Le Seigneur des Anneaux, roman le plus vendu du XXe siècle est-il une œuvre religieuse ? Son auteur finit par l’admettre : « inconsciemment au départ, mais consciemment dans la révision, » reconnaissant qu’il avait même supprimé « pratiquement toute référence à quoi que ce soit d’approchant la ‘religion’. »[1]J.R.R. Tolkien, Lettres, n°142 au P. Murray (1953)
Plutôt qu’une œuvre chrétienne, nous voudrions voir dans l’épopée de la Terre du Milieu l’œuvre d’un chrétien, l’expression d’une pensée profondément enracinée en Dieu.

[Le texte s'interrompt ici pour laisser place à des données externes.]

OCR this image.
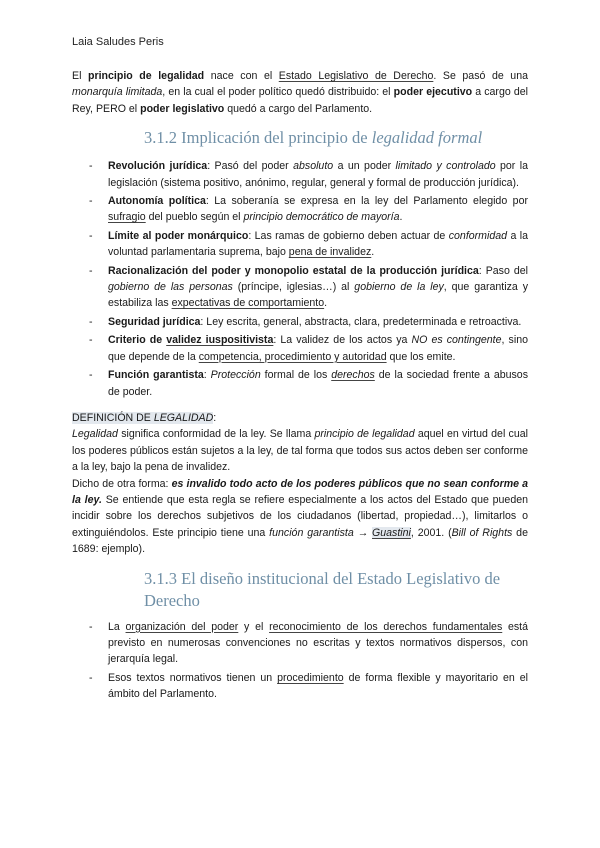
Laia Saludes Peris

El principio de legalidad nace con el Estado Legislativo de Derecho. Se pasó de una monarquía limitada, en la cual el poder político quedó distribuido: el poder ejecutivo a cargo del Rey, PERO el poder legislativo quedó a cargo del Parlamento.

3.1.2 Implicación del principio de legalidad formal
- Revolución jurídica: Pasó del poder absoluto a un poder limitado y controlado por la legislación (sistema positivo, anónimo, regular, general y formal de producción jurídica).
- Autonomía política: La soberanía se expresa en la ley del Parlamento elegido por sufragio del pueblo según el principio democrático de mayoría.
- Límite al poder monárquico: Las ramas de gobierno deben actuar de conformidad a la voluntad parlamentaria suprema, bajo pena de invalidez.
- Racionalización del poder y monopolio estatal de la producción jurídica: Paso del gobierno de las personas (príncipe, iglesias…) al gobierno de la ley, que garantiza y estabiliza las expectativas de comportamiento.
- Seguridad jurídica: Ley escrita, general, abstracta, clara, predeterminada e retroactiva.
- Criterio de validez iuspositivista: La validez de los actos ya NO es contingente, sino que depende de la competencia, procedimiento y autoridad que los emite.
- Función garantista: Protección formal de los derechos de la sociedad frente a abusos de poder.

DEFINICIÓN DE LEGALIDAD:

Legalidad significa conformidad de la ley. Se llama principio de legalidad aquel en virtud del cual los poderes públicos están sujetos a la ley, de tal forma que todos sus actos deben ser conforme a la ley, bajo la pena de invalidez.

Dicho de otra forma: es invalido todo acto de los poderes públicos que no sean conforme a la ley. Se entiende que esta regla se refiere especialmente a los actos del Estado que pueden incidir sobre los derechos subjetivos de los ciudadanos (libertad, propiedad…), limitarlos o extinguiéndolos. Este principio tiene una función garantista → Guastini, 2001. (Bill of Rights de 1689: ejemplo).

3.1.3 El diseño institucional del Estado Legislativo de Derecho
- La organización del poder y el reconocimiento de los derechos fundamentales está previsto en numerosas convenciones no escritas y textos normativos dispersos, con jerarquía legal.
- Esos textos normativos tienen un procedimiento de forma flexible y mayoritario en el ámbito del Parlamento.
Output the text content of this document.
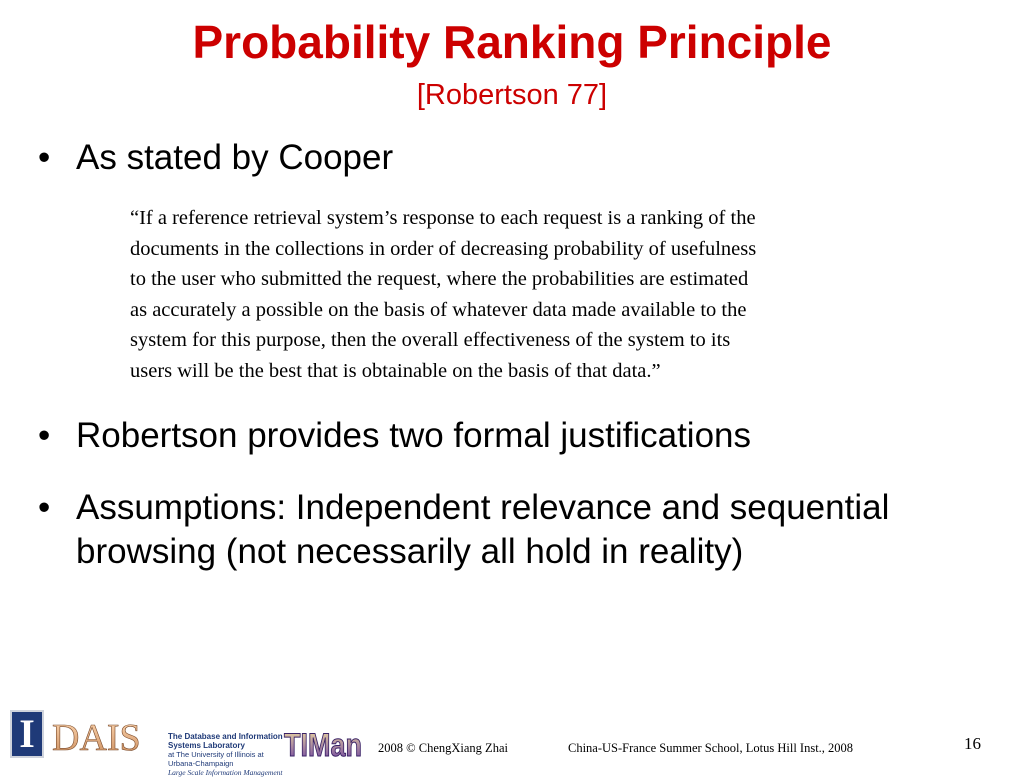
Probability Ranking Principle
[Robertson 77]
• As stated by Cooper
“If a reference retrieval system’s response to each request is a ranking of the
documents in the collections in order of decreasing probability of usefulness
to the user who submitted the request, where the probabilities are estimated
as accurately a possible on the basis of whatever data made available to the
system for this purpose, then the overall effectiveness of the system to its
users will be the best that is obtainable on the basis of that data.”
• Robertson provides two formal justifications
• Assumptions: Independent relevance and sequential browsing (not necessarily all hold in reality)
I DAIS	The Database and Information Systems Laboratory
at The University of Illinois at Urbana-Champaign
Large Scale Information Management
TIMan 2008 © ChengXiang Zhai	China-US-France Summer School, Lotus Hill Inst., 2008	16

Le Silmarillion : une cosmogonie d’ampleur biblique

Le Silmarillion est une œuvre qui présente une envergure cosmogonique comparable à celle de la Bible. Le Seigneur des Anneaux, le titre le plus connu de Tolkien, ne constitue en fait que la face émergée d’un iceberg immense, d’une mythologie complète et complexe, dont l’auteur ne put jamais achever le récit, et à laquelle il n’eut sans doute jamais la prétention ni l’ambition de mettre un point final. Les spécialistes distinguent ainsi Le Silmarillion : œuvre littéraire parue en 1979 sous l’égide de Christopher, troisième fils de l’auteur, et fruit d’un long travail de collecte et d’organisation de nombreuses notes éparpillées parmi les papiers de Tolkien, et le Silmarillion, cosmogonie et mythologie d’ensemble du monde féérique de la Terre du Milieu.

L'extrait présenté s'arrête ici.